Antigua wants to end social component of PetroCaribe
The Antigua & Barbuda government and the main opposition United Progressive Party (UPP) are at odds over the level of debt owed to Venezuela under the PetroCaribe oil initiative.
Prime Minister Gaston Browne, speaking at a news conference earlier this week, said that the country owes Caracas US$375 million and that efforts are being made to have it restructured.
"In terms of the existing debt, we have asked for some forbearance so that we would not end up in any serious issue," Browne said, telling reporters that his new administration has been using "diplomatic and political tools" to resolve the issues.
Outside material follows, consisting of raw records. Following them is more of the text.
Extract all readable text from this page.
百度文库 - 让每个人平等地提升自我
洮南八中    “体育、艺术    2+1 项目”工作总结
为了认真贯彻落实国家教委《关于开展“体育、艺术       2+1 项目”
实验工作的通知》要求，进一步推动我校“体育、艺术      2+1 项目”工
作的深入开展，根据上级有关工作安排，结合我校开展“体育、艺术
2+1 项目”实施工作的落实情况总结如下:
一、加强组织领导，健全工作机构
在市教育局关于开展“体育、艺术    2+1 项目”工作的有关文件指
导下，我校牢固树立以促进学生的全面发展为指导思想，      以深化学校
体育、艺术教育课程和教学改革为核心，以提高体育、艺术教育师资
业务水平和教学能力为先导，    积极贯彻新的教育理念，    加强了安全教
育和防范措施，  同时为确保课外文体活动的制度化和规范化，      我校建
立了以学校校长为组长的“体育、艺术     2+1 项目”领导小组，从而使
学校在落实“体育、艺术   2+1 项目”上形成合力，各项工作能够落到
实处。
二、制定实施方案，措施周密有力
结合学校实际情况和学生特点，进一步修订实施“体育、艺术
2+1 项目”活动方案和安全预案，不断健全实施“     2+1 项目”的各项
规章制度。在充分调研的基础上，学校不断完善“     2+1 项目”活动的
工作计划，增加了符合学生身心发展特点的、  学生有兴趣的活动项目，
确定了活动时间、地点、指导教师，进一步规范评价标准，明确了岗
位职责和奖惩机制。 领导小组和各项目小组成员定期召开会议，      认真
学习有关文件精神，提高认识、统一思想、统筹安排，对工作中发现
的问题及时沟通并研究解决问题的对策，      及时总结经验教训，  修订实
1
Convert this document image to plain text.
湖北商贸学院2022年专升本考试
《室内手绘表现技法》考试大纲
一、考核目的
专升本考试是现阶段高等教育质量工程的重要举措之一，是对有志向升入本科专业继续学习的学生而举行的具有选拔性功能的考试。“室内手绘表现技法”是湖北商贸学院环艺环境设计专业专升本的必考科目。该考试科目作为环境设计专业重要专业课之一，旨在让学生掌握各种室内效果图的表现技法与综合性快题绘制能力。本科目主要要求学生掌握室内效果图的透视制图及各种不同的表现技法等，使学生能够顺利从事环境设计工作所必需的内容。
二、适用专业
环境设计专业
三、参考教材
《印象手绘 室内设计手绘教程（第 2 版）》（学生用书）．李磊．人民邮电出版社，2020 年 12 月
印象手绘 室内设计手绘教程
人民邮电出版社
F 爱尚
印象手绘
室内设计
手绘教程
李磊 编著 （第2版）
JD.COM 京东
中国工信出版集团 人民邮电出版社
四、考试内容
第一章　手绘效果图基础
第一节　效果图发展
"But you can understand if it weren't for these interventions we would have ended up in a crisis," he said.
Under the PetroCaribe initiative, Antigua acquires oil and petroleum products from Caracas on concessionary terms with 60 per cent being paid upfront and the remaining 40 per cent being converted into a concessionary loan to be repaid over a 25-year period at two per cent interest.
The savings are used to fund Antigua's social programmes.
Prime Minister Browne said that he wants to change the terms of the agreement.
"I went to Venezuela. I met with President (Nicolás) Maduro, I have arranged for a little restructuring of the facility, going forward, that we can possibly utilise ... for investment purposes. So that instead of spending the funds on social projects directly, invest the proceeds and then we utilise the returns from investments to fund the social programmes," Browne said.
But former prime minister and UPP leader Baldwin Spencer, under whose administration Antigua joined the PetroCaribe initiative, said he was against a change in the philosophy of the programme.
He said PetroCaribe was the brainchild of the late Venezuelan leader Hugo Chávez and the social programme "is an integral part of the arrangement ... designed specifically to do with social projects that will benefit the most vulnerable members of society".
Spencer, whose government lost the June 12 general election, also disagreed with Browne on the amount of the PetroCaribe debt.
"That is absolutely ridiculous because there is no problem in meeting our obligations as far as the debt under the PetroCaribe arrangement is concerned," he said of the US$375m figure.
"We don't have a debt that is piling up with Venezuela under the PetroCaribe arrangement," Spencer said.